Between You & Me

Home > Other > Between You & Me > Page 12
Between You & Me Page 12

by Marisa Calin


  I take a falsely confident step toward school and the wave of fear I experience cements my decision to hide behind the gate until everyone has started to move inside. We stand side by side in silence as the figures flock through the doors into school. I take a deep breath, and we make our move. Despite everything, it looks like you’ve decided to try to make me laugh. You’re crouching beside the wall and have signaled, spy style, that you’ll move out first. Sure enough, imaginary gun drawn, you’ve just darted through the gate and disappeared. After a moment, you appear around the wall and beckon me to follow, taking cover behind one of the big maples. With my life at an end, good luck getting even a smile out of me. But I have to make it through the day somehow so I reach you at the tree and we peer around it to see the crowd at the door thinning. You’re standing straight as an arrow against the tree and you tug me behind it when I stray. I carefully take the two fingers that you were using for pretend firepower and press them to my temple. You frown and brush them gently against my cheek instead but just for a heartbeat. We stand quite still, without speaking, as if spy rules prohibit it. I think for a minute you might say something about this mess but then you look toward school and motion the all clear.

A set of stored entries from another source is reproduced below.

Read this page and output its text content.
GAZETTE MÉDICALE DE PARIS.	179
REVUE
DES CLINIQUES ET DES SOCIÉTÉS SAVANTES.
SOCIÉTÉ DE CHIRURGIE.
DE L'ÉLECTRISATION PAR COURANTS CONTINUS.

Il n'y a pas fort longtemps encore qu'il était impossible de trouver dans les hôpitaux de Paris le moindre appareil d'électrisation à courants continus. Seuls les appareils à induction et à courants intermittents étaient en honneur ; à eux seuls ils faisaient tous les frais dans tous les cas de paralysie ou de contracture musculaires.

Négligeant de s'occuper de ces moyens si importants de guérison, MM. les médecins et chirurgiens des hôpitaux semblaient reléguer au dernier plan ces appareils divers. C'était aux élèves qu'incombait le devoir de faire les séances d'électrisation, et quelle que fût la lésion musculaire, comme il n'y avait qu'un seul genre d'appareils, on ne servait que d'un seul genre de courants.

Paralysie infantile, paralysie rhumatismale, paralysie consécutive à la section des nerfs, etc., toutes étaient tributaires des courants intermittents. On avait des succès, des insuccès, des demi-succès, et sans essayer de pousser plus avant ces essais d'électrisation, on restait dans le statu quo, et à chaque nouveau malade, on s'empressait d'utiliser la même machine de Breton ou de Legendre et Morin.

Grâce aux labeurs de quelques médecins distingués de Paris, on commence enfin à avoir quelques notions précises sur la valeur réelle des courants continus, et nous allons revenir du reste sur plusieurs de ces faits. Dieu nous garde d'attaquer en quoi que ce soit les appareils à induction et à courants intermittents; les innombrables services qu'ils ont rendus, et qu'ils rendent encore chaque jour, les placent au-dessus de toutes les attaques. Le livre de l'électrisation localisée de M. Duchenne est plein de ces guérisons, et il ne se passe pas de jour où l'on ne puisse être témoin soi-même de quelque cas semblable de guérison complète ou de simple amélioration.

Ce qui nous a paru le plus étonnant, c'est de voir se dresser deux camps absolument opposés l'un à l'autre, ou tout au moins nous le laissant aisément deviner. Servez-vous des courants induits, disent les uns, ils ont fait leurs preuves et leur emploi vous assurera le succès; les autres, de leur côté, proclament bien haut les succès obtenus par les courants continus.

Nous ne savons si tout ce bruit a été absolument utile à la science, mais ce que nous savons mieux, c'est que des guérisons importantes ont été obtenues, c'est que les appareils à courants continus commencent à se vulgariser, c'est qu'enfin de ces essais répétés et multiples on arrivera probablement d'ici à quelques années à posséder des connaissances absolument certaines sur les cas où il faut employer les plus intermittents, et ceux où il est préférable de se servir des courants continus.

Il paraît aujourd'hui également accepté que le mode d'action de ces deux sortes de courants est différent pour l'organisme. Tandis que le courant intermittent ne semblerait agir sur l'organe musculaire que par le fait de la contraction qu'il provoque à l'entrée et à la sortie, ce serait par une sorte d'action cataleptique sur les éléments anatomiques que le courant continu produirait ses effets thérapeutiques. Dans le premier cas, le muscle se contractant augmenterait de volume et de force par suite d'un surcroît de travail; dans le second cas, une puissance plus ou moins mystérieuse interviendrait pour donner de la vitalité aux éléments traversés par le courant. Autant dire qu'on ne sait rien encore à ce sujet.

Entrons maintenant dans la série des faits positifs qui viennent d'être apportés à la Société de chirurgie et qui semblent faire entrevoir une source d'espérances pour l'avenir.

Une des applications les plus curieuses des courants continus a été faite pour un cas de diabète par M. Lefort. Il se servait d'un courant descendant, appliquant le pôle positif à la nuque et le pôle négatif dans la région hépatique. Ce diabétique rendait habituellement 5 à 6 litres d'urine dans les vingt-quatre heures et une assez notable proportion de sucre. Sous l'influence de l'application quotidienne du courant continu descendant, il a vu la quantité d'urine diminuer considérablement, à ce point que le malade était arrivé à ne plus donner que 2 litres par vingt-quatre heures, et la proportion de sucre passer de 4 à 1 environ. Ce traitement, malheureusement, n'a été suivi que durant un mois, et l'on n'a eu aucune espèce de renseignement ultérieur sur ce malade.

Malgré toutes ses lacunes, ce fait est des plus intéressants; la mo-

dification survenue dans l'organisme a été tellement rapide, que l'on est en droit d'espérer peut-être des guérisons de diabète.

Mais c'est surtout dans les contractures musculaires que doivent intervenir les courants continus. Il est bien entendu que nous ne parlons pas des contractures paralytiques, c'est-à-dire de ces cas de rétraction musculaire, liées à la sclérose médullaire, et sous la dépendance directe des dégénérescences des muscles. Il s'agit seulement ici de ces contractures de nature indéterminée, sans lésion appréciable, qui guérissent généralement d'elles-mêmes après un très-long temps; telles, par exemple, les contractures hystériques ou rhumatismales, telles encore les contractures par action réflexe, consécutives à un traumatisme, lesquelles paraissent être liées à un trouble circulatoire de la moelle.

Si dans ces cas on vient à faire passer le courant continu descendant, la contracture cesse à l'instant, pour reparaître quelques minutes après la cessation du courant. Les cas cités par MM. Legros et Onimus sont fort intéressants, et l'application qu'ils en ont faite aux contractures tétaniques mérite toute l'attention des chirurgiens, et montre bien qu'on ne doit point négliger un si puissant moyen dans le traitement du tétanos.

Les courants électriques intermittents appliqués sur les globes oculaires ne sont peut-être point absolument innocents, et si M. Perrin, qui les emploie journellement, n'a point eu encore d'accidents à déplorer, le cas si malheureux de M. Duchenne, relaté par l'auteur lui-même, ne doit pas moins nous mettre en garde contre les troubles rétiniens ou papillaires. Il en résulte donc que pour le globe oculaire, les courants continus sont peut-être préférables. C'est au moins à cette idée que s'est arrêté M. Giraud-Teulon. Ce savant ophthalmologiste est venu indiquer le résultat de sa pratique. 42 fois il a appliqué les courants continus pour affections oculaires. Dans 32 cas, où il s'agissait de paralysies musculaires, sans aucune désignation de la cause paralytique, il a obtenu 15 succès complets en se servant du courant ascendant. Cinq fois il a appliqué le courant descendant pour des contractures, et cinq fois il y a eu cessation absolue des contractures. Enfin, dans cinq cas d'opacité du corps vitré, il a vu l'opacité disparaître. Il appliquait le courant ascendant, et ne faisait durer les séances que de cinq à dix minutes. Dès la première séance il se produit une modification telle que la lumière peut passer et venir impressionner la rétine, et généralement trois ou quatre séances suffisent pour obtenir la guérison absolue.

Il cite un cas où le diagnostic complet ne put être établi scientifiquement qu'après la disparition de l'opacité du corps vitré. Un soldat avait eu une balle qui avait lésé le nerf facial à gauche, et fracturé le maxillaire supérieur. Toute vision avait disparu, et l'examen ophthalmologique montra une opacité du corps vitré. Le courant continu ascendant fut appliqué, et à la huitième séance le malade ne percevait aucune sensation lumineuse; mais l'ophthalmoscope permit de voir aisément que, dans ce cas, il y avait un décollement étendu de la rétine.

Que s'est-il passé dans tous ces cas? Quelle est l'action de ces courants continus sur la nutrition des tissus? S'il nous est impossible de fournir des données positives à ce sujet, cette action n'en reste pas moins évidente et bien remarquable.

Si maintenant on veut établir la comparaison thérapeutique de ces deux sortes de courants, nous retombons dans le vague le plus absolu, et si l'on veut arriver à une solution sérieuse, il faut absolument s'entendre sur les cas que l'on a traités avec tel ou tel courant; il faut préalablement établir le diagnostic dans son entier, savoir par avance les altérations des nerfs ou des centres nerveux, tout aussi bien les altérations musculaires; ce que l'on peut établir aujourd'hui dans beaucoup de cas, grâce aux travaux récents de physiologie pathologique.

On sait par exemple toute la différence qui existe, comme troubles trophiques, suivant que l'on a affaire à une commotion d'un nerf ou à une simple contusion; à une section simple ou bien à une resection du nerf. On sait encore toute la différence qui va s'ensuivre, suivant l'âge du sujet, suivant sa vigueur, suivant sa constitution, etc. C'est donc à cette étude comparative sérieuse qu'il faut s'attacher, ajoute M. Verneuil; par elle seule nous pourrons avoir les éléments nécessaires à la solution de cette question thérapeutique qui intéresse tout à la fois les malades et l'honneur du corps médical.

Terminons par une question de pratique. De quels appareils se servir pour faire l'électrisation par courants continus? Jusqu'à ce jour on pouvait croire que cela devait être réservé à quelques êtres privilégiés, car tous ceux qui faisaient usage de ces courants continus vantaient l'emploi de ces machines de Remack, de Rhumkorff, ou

  SCHOOL HALLWAY. TEN MINUTES LATER.

  We’re running the gauntlet. There was no way to avoid the hallways without going into class late, and then everyone would really stare. So far, it’s like my fitful dreams—people staring with varying degrees of subtlety—and someone just whistled! Even my nightmares didn’t account for whistling. Now completely unable to pretend it’s my imagination, I panic and want to run. You sense my flight instinct and catch me by the arm so I can’t. Thanks to you, I make it to homeroom with tingling fingers and no blood below the elbow but without the added humiliation of being the girl who ran through school.

  HOMEROOM. SOON AFTER.

  I’m curled in a chair in homeroom. First period starts any minute but I can’t bring myself to go. I shouldn’t have come to school at all. You kneel down in front of me.

  YOU

  Hey, Phyre Hazard. Don’t let them bring you down.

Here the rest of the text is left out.